Dad re-enters the room with your little brother in tow, he lifts himself into the chair next to yours and picks up the fork with his whole hand. He mumbles something to you but you’re not paying attention because you can tell your parents didn’t decide to eat at the table for no reason and you want to know why.
“Are we in trouble?” You ask.
“What?” Your mom looks bewildered.
“We like, never eat at the table.” You’ve been saying ‘like’ a lot lately because you hear all the cool older girls at school saying it and you want them to like you.
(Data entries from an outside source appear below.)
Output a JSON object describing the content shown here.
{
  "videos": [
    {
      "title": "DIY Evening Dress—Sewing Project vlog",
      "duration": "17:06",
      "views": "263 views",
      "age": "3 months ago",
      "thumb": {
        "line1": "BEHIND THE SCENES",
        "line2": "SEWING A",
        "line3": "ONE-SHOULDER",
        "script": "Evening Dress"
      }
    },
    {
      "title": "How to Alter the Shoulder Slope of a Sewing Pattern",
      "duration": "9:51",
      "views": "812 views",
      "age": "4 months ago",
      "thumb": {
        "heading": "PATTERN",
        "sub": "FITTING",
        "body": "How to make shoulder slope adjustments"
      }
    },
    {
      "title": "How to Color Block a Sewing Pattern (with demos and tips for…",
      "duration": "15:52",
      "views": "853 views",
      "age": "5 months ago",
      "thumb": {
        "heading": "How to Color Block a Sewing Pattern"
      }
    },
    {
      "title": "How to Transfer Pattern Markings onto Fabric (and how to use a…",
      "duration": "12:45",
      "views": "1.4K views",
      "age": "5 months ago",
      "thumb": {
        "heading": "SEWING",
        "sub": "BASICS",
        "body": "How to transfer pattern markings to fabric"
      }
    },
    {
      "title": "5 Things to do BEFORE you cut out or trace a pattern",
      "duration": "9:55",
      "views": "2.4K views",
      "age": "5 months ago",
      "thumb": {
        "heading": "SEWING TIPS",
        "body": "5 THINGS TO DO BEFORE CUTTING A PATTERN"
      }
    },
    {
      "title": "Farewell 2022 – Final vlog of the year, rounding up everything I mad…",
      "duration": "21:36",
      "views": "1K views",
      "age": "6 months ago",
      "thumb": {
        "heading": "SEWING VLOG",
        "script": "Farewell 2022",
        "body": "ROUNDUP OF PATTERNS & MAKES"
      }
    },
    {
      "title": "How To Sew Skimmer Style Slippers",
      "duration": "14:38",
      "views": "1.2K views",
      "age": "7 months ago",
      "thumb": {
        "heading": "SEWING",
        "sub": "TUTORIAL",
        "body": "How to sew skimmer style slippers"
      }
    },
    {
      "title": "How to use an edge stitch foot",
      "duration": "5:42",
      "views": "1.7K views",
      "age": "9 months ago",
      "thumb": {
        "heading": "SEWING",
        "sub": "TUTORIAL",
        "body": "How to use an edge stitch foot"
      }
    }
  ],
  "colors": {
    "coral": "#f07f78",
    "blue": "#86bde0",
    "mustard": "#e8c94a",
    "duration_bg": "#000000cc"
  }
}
“Well…” your mom looks at your dad. “We decided we’ll eat as a family from here on out.”
“Why?” You don’t get the point, you never do stuff as a family. It’s always either you and mom, Dad and Morty, you and Dad, or, most oftenly, just you, just Mom, just Dad, and just Morty. Never Summer, Morty, Mom, and Dad. Never all together unless it’s important or bad.
“Because it’s important that we do things as a family, Summer.”
You want to ask why again, it’s never been important before, so why is it important now? But your mom is smiling in that way she does when she’s pretending like she’s not tired of you or your brother so you stay quiet and jam a forkfull of spaghetti in your mouth.
The whole thing is awkward, and everyone can tell no one really wants to be there, but your mom and dad force conversation anyway and you act like you’re interested in it too, because maybe things will change and maybe they want you here, and maybe they ignore whatever your snotty little brother says but they don’t ignore what you say so you pretend not to notice.
You all eat dinner together every night after that, and it’s quiet and unpleasent at first but eventually everyone gets so good at pretending that you start to feel like the families you see on tv.